Pesquisadores do grupo Fitoamazônia desenvolveram um método sustentável para produzir nanopartículas de prata a partir da própolis vermelha da Amazônia. O estudo foi publicado na revista Food and Bioproducts Processing com o título Brazilian Amazon red propolis as a sustainable resource for the green synthesis of antibacterial silver nanoparticles.

A pesquisa foi realizada por Roberto Pereira Santos, Jaqueline Daniele Santos Barros, Euzinete Borges Pereira, Karla Gabriela Mota de Oliveira, Gabriel Sousa Brito, Fernanda Farias Costa, Queli Cristina Fidelis, Aramys Silva Reis, Carlos Alexandre Holanda e Richard Pereira Dutra e pode ser acessado no link: https://www.sciencedirect.com/science/article/abs/pii/S0168165625001427.
Segundo o artigo, o uso da própolis amazônica permite uma “síntese verde” — um processo que dispensa produtos químicos tóxicos, reduz custos e impactos ambientais. Essa técnica também pode ajudar no desenvolvimento de novos agentes antimicrobianos, em um cenário de aumento da resistência bacteriana aos antibióticos.
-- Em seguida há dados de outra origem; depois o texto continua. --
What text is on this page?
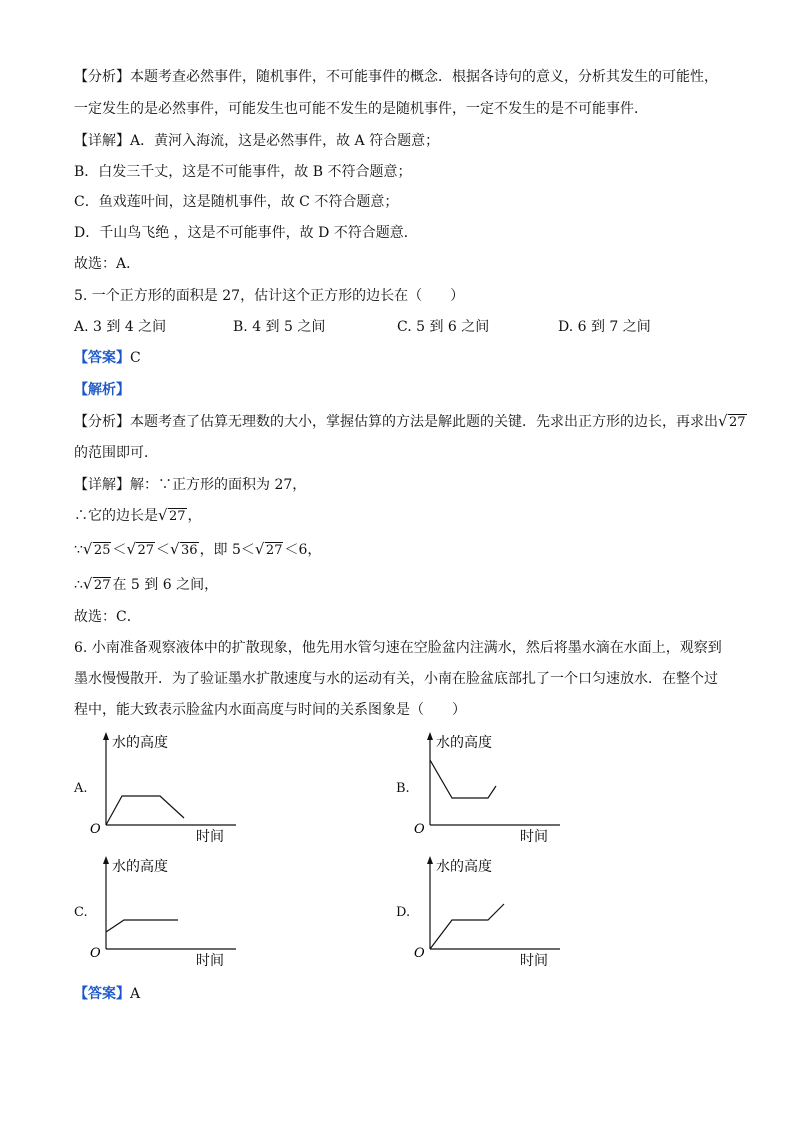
【分析】本题考查必然事件，随机事件，不可能事件的概念．根据各诗句的意义，分析其发生的可能性，
一定发生的是必然事件，可能发生也可能不发生的是随机事件，一定不发生的是不可能事件．
【详解】A．黄河入海流，这是必然事件，故 A 符合题意；
B．白发三千丈，这是不可能事件，故 B 不符合题意；
C．鱼戏莲叶间，这是随机事件，故 C 不符合题意；
D．千山鸟飞绝 ，这是不可能事件，故 D 不符合题意．
故选：A．
5. 一个正方形的面积是 27，估计这个正方形的边长在（　　）
A. 3 到 4 之间	B. 4 到 5 之间	C. 5 到 6 之间	D. 6 到 7 之间
【答案】C
【解析】
【分析】本题考查了估算无理数的大小，掌握估算的方法是解此题的关键．先求出正方形的边长，再求出 √ 27
的范围即可．
【详解】解：∵正方形的面积为 27，
∴它的边长是 √ 27 ，
∵ √ 25 ＜ √ 27 ＜ √ 36 ，即 5＜ √ 27 ＜6，
∴ √ 27 在 5 到 6 之间，
故选：C．
6. 小南准备观察液体中的扩散现象，他先用水管匀速在空脸盆内注满水，然后将墨水滴在水面上，观察到
墨水慢慢散开．为了验证墨水扩散速度与水的运动有关，小南在脸盆底部扎了一个口匀速放水．在整个过
程中，能大致表示脸盆内水面高度与时间的关系图象是（　　）
A.
水的高度
O	时间
B.
水的高度
O	时间
C.
水的高度
O	时间
D.
水的高度
O	时间
【答案】A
De forma simples, isso significa que os pesquisadores conseguiram produzir as nanopartículas de prata usando a própolis da Amazônia como substituta de produtos químicos tóxicos. Ou seja, o próprio extrato natural da própolis foi capaz de transformar a prata em partículas muito pequenas, com propriedades antibacterianas, sem causar poluição nem riscos ao meio ambiente.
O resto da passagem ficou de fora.